Abstract
OBJECTIVE
To review the basic principles underlying treatment of injuries in active people.
SOURCES OF INFORMATION
Basic science texts and reports of observational and randomized trials on treatment of musculoskeletal injuries were retrieved during previous exhaustive systematic reviews published by the author on a variety of musculoskeletal injury topics.
MAIN MESSAGE
After an injury, further damage or re-injury can be prevented either by decreasing the stress on the tissue or increasing the stress the tissue can withstand. Regardless of the type of injury, clinicians should aim to restore function; aim to increase activity without increasing pain; recommend that patients start slowly and increase activity gradually; revisit diagnosis and treatment if patients are not responding; and treat the patient, not the condition.
CONCLUSION
Most musculoskeletal injuries in the general population can be managed effectively by family physicians. Management should follow the basic principles of exercise training.
Abstract
OBJECTIF
Faire le point sur les principes fondamentaux qui sous-tendent le traitement des blessures chez les gens actifs.
SOURCE DE L’INFORMATION
Différents textes de sciences de base et rapports d’études d’observation et d’essais randomisés colligés par l’auteur lors d’une précédente revue systématique exhaustive portant sur divers sujets concernant les lésions musculo-squelettiques et ayant fait l’objet d’une publication.
PRINCIPAL MESSAGE
Pour empêcher qu’une blessure s’aggrave ou récidive, on peut soit diminuer les contraintes sur le tissu ou augmenter la résistance du tissu au stress. Quelque soit le type de blessure, le médecin devrait chercher à rétablir la fonction; promouvoir une augmentation d’activité sans augmentation de la douleur; recommander au patient de débuter lentement et d’augmenter graduellement l’activité; remettre en question le diagnostic et le traitement s’il n’y a pas d’amélioration; et traiter le patient, et non le problème.
CONCLUSION
La plupart des blessures musculo-squelettiques dans la population générale peuvent être traitées adéquatement par le médecin de famille.
EDITOR’S KEY POINTS.
Despite the proliferation of sports medicine clinics, family doctors should not succumb to “learned helplessness” when faced with activity-related injuries. Using basic principles, most family physicians can manage most sports injuries successfully.

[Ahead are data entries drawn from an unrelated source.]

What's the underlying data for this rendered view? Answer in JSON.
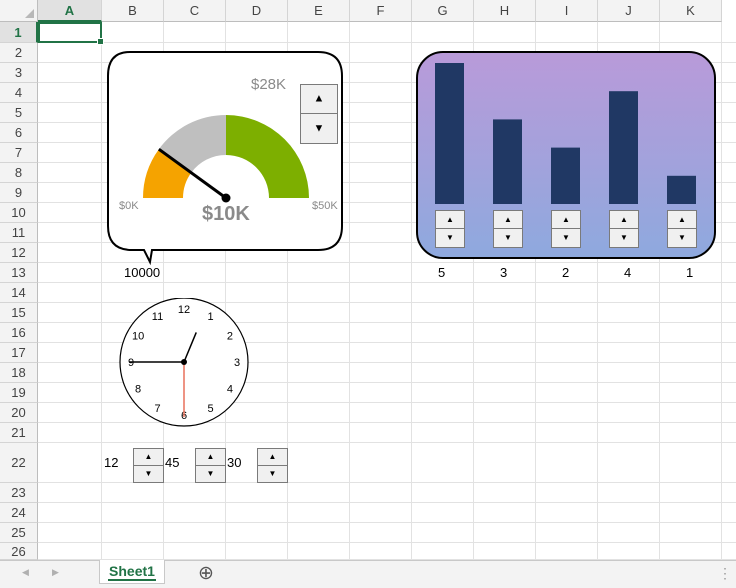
{
  "columns": [
    "A",
    "B",
    "C",
    "D",
    "E",
    "F",
    "G",
    "H",
    "I",
    "J",
    "K"
  ],
  "rows": [
    "1",
    "2",
    "3",
    "4",
    "5",
    "6",
    "7",
    "8",
    "9",
    "10",
    "11",
    "12",
    "13",
    "14",
    "15",
    "16",
    "17",
    "18",
    "19",
    "20",
    "21",
    "22",
    "23",
    "24",
    "25",
    "26"
  ],
  "selected_cell": "A1",
  "gauge": {
    "value_label": "$10K",
    "min_label": "$0K",
    "max_label": "$50K",
    "target_label": "$28K",
    "value": 10000,
    "min": 0,
    "max": 50000,
    "target": 28000,
    "colors": {
      "low": "#f5a300",
      "mid": "#bfbfbf",
      "high": "#7daf00",
      "needle": "#000000"
    },
    "cell_value": "10000"
  },
  "bar_panel": {
    "bars": [
      5,
      3,
      2,
      4,
      1
    ],
    "max": 5,
    "bar_color": "#203864",
    "bg_top": "#b99ad9",
    "bg_bottom": "#8ea9de"
  },
  "clock": {
    "numbers": [
      "12",
      "1",
      "2",
      "3",
      "4",
      "5",
      "6",
      "7",
      "8",
      "9",
      "10",
      "11"
    ],
    "hour": 12,
    "minute": 45,
    "second": 30,
    "second_hand_color": "#e8705a"
  },
  "time_inputs": {
    "hour_value": "12",
    "minute_value": "45",
    "second_value": "30"
  },
  "spin_glyphs": {
    "up": "▲",
    "down": "▼"
  },
  "sheet_tabs": [
    "Sheet1"
  ],
  "icons": {
    "add_sheet": "⊕",
    "nav_prev": "◀",
    "nav_next": "▶",
    "menu": "⋮"
  }
}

The 6 basic principles of injury management are to restore normal function; to use results of physical examination to choose appropriate exercises; to promote activity without pain; to start slowly and increase gradually; to change treatment if current treatment is not working; and to treat the patient, not the condition.

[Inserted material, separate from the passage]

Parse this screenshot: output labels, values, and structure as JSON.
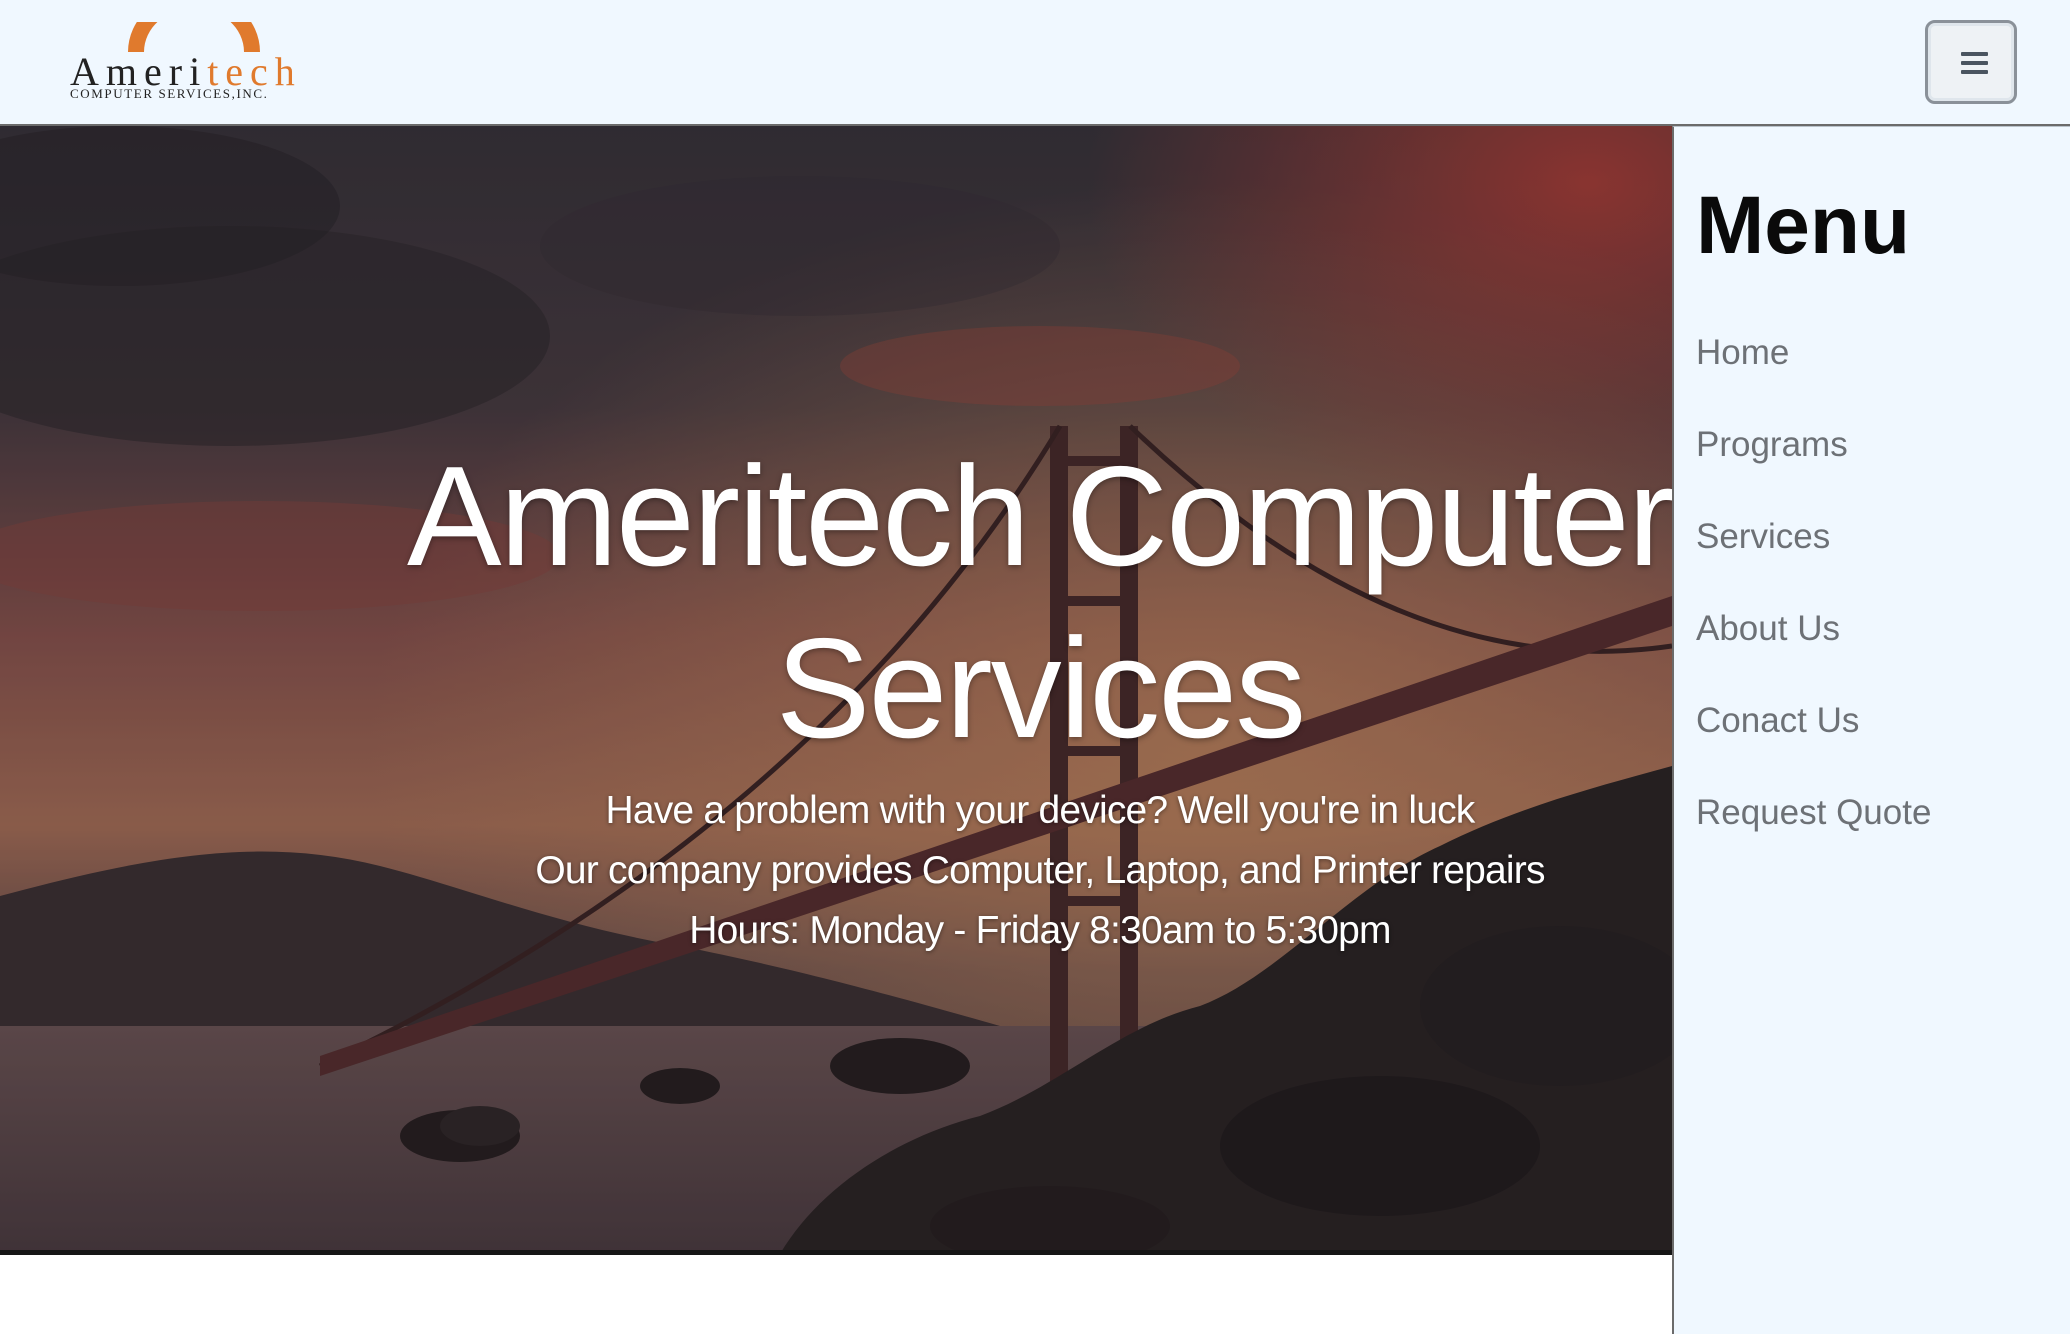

Elite athletes or those with chronic or complicated injuries are appropriate candidates for referral to specialized clinics.
POINTS DE REPÈRE DU RÉDACTEUR.
Malgré la prolifération des cliniques de médecine du sport, le médecin de famille ne devrait pas s’avouer impuissant devant des blessures découlant de l’activité physique. En suivant certains principes de base, les médecins de famille peuvent traiter adéquatement la plupart de ces blessures.
Les 6 principes fondamentaux du traitement des blessures sont: normaliser la fonction; utiliser les résultats de l’examen physique pour déterminer les exercices appropriés; encourager l’activité physique qui n’augmente pas la douleur; commencer lentement et augmenter graduellement; modifier le traitement si la méthode choisie s’avère inefficace; et traiter le patient, et non le problème.
Les athlètes de haut niveau, ou ceux qui présentent des blessures chroniques ou compliquées, doivent être dirigés à des cliniques spécialisées.
More than 70% of people have had musculoskeletal injuries, and 37% of those injured have residual disability.1 Musculoskeletal injuries are the reason for up to 15% of all visits to family physicians’ offices.2 Because physical activity is associated with better physical and mental health3-5 and because injuries limit people’s ability to be physically active, it is important to prescribe treatment that will return patients to their activities as quickly as possible. This article reviews 6 theoretical cases that illustrate 6 basic principles for treating musculoskeletal injuries.
Sources of information
The information in this article is based on synthesis of both basic and clinical scientific data. Much of the information was obtained during previous exhaustive literature searches on the topics of stretching and injury,6 treatment of ankle sprains,7 Achilles tendonitis,8 and the effects of injury on risk of osteoarthritis.9 Other sources of information include literature reviews done for original research10-12 and literature searches done for teaching and presentations.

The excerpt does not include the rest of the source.